Wie zwijgt stemt niet toe

Niet alleen hebben de Staten-Generaal een monster geschapen met het raadgevend referendum, maar ook blijken zelfs zij geen staatsrechtelijk geheugen te hebben. Toen in 1815 België door het Congres van Wenen bij Nederland was gevoegd, moest er een nieuwe grondwet komen. Bij een stemming volgens toenmalig kiesrecht werd de grondwet in Nederland aangenomen, maar in België, bij een lage opkomst, verworpen. Koning Willem I vond een uitweg. „Wie zwijgt stemt toe”, vond hij en hij telde de thuisblijvers op bij de ja-stemmers, en creëerde aldus een meerderheid. Arithmétique Hollandaise noemde de Waalse elite dat. Het werd een van de dingen die de Belgen hem nooit vergeven hebben. In 1830 barstte de bom. Allerwege kan men nu weer horen dat de thuisblijvers kennelijk voor zijn. Benieuwd wat daar het gevolg van zal zijn.

O.L.E. Jongmans, Wateringen

Genoeg is genoeg

Het Nederlandse volk zal tegen dit verdrag stemmen om een signaal aan de politiek te geven: genoeg is genoeg. Uitbreiding van de EU kost miljarden extra belastinggeld, militaire onveiligheid met Rusland, schade door invoerbeperkingen van land- en tuinbouwproducten. Het corrupte Oekraïne zal bij een ‘ja’ snel met de pet rondgaan in de EU, die zelf de grootste problemen heeft. Stop de politici met hun ondoordachte kamikazeacties.

Kees de Vries, Maasdam

Negeer de uitslag

Als tegen Johan de Witt was gezegd dat Nederland ooit met een hoofdknik het buitenlands beleid van Groot-Brittannië of Frankrijk zou kunnen vetoën zonder oorlog, had hij gelachen. Toch is dit de realiteit met het vetorecht binnen de Raad van Europa. Hierdoor ontstaat een historische machtspositie in verhouding tot de omvang van Nederland. Daarnaast hebben burgers het eeuwenlang ondenkbare recht om de Staat der Nederlanden voor een internationaal hof te dagen. Niettemin willen politici en deskundigen de EU verlaten en iedere vorm van supranationaliteit terugdraaien. Het vetorecht en daarmee onze historische machtspositie verdwijnt vrijwel zeker als de EU implodeert.
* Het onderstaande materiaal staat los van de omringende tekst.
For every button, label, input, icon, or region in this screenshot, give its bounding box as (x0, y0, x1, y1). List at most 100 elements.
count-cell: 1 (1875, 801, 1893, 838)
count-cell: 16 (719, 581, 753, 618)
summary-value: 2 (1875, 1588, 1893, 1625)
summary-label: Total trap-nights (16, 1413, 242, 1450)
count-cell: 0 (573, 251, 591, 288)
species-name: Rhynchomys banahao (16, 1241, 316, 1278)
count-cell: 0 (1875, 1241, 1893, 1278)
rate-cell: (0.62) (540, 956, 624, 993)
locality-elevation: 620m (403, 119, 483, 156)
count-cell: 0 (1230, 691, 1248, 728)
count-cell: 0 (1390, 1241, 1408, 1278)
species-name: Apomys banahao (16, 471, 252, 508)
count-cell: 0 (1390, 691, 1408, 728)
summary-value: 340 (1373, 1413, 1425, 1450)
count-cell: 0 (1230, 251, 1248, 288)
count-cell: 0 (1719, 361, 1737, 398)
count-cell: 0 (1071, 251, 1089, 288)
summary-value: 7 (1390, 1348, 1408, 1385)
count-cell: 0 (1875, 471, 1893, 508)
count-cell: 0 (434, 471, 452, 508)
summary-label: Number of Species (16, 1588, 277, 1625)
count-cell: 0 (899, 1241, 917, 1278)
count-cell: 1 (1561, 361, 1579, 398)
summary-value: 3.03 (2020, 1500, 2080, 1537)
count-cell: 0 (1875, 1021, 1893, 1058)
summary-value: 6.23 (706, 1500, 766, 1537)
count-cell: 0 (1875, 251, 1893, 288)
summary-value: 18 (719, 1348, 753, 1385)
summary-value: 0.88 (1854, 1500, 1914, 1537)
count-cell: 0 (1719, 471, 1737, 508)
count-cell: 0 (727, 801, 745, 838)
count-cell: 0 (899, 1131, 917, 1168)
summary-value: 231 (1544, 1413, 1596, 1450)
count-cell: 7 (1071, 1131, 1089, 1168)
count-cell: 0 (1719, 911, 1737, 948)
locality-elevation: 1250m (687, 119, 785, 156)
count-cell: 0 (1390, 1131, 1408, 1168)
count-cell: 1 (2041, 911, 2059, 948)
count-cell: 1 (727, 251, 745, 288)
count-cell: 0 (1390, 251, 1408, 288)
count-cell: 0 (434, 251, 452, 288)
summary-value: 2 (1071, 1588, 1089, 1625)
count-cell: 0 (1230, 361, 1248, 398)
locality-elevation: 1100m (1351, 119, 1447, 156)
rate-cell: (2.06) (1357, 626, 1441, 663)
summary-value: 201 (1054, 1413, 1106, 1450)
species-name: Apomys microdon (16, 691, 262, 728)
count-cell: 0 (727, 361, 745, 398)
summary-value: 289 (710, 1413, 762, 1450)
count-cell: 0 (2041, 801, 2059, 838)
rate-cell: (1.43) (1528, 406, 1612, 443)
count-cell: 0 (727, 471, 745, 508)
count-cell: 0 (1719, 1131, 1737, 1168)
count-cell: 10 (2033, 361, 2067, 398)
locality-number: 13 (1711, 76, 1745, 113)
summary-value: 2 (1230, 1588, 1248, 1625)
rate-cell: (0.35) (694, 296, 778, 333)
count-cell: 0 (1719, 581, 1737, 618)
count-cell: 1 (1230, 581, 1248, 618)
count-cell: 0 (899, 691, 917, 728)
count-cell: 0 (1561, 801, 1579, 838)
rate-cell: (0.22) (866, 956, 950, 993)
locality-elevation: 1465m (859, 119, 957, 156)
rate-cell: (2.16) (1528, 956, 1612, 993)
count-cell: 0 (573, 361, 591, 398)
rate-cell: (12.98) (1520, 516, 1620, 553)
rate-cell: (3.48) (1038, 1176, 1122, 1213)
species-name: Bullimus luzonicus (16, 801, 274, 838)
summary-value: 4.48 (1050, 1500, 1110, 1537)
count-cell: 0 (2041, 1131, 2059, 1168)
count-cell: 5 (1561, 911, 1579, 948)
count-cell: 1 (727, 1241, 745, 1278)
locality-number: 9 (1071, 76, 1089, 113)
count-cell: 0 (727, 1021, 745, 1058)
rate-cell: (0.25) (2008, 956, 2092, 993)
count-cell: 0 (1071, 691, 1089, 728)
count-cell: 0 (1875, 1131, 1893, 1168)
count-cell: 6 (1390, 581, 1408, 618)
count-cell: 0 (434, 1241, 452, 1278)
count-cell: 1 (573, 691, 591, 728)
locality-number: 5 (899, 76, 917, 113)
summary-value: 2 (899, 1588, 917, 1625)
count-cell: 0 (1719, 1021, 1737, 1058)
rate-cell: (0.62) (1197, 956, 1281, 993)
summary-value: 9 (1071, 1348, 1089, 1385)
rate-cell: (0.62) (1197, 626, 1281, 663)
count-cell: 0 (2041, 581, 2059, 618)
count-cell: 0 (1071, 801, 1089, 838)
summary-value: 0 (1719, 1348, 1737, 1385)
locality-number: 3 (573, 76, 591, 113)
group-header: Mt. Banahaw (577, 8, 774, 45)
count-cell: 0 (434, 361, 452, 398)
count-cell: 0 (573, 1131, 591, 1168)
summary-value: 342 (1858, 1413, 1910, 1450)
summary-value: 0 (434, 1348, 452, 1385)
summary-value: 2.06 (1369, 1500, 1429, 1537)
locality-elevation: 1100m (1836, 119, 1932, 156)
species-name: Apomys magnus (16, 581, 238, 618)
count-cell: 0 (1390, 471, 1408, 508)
Bovendien is het terugkrijgen van de soevereine ‘natiestaat’ voor de burger minder interessant dan het verliezen van zijn individuele klachtrecht. Straks is de staat de enige hoeder van het recht. Uitwassen hiervan kunnen bij internationale tribunalen worden teruggelezen. Mocht een uitslag van het referendum, ongeacht ‘ja’ of ‘nee’, de machtspositie van Nederland bedreigen, dient het kabinet de uitslag te negeren.